The Market Intel has provided figures showing disaster losses, as well as analyzing and summarizing “total crop loss estimations across all major weather events for 2022, including hurricanes Fiona and Ian, the June 13 derecho that impacted several central U.S. states, and the ongoing drought affecting much of the Western U.S.”
In addition, the Market Intel “analyzes the coverage — and coverage gaps — provided by existing risk management programs, such as crop insurance, as well as ad hoc disaster assistance like the Farm Service Agency’s new Emergency Relief Program (ERP).
“Over $11 billion in losses were covered by existing Risk Management Agency programs as of February 2022. Over $10 billion in losses were not insured through RMA, existed outside policies’ coverage levels, or did not qualify under an existing risk management program,” which highlights the importance of inclusive protections for growers of all crops in all regions of the nation,” the Market Intel said.
In the March 1 release that followed his testimony before the full committee, Duvall said, “It’s not hard to see why programs like crop insurance and disaster coverage are vital to the livelihoods of farmers and ranchers, and the stability of our country as a whole. Even a brief analysis of estimates from last year’s disaster losses proves why a strong farm safety net is a necessity. When you have nature as a business partner, you need a strong support system to help put the pieces back together when the unexpected happens.”
And the release said, “The full extent of damage across agriculture is likely far higher as crop loss estimates do not include infrastructure damage, livestock losses, horticulture crop losses or timber losses associated with the weather events.”
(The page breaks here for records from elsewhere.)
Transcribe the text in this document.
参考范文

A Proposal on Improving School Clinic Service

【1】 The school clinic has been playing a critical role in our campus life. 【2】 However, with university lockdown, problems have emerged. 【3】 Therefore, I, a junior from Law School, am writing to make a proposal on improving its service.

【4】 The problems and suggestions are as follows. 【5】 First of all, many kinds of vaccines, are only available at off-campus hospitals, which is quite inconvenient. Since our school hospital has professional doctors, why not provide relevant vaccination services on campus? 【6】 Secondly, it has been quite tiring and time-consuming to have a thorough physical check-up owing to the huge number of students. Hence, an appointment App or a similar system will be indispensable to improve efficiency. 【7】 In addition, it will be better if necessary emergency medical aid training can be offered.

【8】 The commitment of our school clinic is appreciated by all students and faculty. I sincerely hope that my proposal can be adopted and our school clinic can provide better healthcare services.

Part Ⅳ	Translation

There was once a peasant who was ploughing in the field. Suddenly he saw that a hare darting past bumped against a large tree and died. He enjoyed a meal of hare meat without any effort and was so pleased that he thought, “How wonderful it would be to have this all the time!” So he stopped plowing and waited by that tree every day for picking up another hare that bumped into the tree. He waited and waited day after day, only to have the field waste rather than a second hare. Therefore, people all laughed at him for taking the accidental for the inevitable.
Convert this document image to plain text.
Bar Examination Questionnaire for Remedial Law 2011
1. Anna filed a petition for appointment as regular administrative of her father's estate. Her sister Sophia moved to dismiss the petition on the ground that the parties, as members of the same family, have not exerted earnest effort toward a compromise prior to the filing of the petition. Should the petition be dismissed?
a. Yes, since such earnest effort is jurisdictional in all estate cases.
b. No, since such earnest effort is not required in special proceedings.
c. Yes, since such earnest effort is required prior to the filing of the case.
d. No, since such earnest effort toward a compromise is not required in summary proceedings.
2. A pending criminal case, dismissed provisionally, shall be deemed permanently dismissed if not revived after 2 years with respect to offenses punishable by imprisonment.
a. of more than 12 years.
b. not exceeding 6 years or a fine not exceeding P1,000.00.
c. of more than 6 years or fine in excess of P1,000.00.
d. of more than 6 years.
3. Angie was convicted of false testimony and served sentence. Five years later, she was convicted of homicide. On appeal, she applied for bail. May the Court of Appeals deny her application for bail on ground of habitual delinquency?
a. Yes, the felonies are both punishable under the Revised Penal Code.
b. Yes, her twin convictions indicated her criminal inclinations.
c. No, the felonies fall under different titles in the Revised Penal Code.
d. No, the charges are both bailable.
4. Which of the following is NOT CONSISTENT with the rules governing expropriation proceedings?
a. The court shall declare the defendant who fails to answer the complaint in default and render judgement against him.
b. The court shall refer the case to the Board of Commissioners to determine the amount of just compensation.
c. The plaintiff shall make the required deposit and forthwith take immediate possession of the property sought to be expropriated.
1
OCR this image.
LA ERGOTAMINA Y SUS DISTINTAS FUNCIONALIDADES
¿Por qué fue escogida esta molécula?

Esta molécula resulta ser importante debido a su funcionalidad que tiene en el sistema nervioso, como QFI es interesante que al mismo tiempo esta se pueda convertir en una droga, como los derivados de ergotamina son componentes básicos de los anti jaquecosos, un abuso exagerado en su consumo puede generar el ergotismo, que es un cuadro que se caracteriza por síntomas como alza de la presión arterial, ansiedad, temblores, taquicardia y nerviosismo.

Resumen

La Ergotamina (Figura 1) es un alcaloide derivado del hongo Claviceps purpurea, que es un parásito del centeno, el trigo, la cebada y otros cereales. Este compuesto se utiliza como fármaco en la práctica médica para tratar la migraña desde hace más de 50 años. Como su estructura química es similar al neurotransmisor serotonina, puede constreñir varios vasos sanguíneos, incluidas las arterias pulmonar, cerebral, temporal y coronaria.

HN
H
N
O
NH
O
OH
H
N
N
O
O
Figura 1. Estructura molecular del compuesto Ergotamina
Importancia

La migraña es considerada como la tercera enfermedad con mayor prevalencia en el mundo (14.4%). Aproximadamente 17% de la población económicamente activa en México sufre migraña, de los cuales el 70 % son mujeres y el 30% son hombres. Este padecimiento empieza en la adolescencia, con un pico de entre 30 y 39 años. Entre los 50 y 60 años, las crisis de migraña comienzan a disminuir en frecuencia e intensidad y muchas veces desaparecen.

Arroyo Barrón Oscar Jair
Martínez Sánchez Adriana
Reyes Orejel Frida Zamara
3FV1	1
In outlining the challenges facing agriculture in this country, Duvall said, “USDA’s most recent Farm Sector Income Forecast sees a decrease in net farm income in 2023, down 15.9 percent. Adjusted for inflation, that’s an 18 percent drop. The same report estimates farm and ranch production expenses will continue to increase – by $18 billion. This follows a record increase of $70 billion in 2022.”
And President Duvall highlighted “regulatory hardships facing farmers, including restricted access to pesticides, the new Waters of the United States rule, a proposed Securities and Exchange Commission emissions reporting rule and shortcomings in the H-2A labor program.
He also shared opportunities to strengthen farms through voluntary climate-smart programs, increased meat processing competition and the passage of a unified farm bill.”
When asked by Rep. Darren Soto (D-Fla.) about maintaining nutrition programs in the food bill, Duvall said, “It is important that we understand how important the safety net is for agriculture so that we will have the food to be able to use in the safety net for the people that are not as fortunate as others during periods of their lives.”
Duvall went on to say, “So, I think they go together well. It gives us a true picture of the food, where it’s produced and where a lot of it’s consumed and making sure that those people have access to good quality food.”
In response to a question from Rep. Mary Miller (R-Ill.) on the importance of trade, President Duvall answered, “Any time the field in the arena of trade is leveled and we have access to those markets, it helps our farmers and ranchers tremendously. We’re always working to encourage trade across the world, and we just think there are some great opportunities, especially in the Asia Pacific areas.”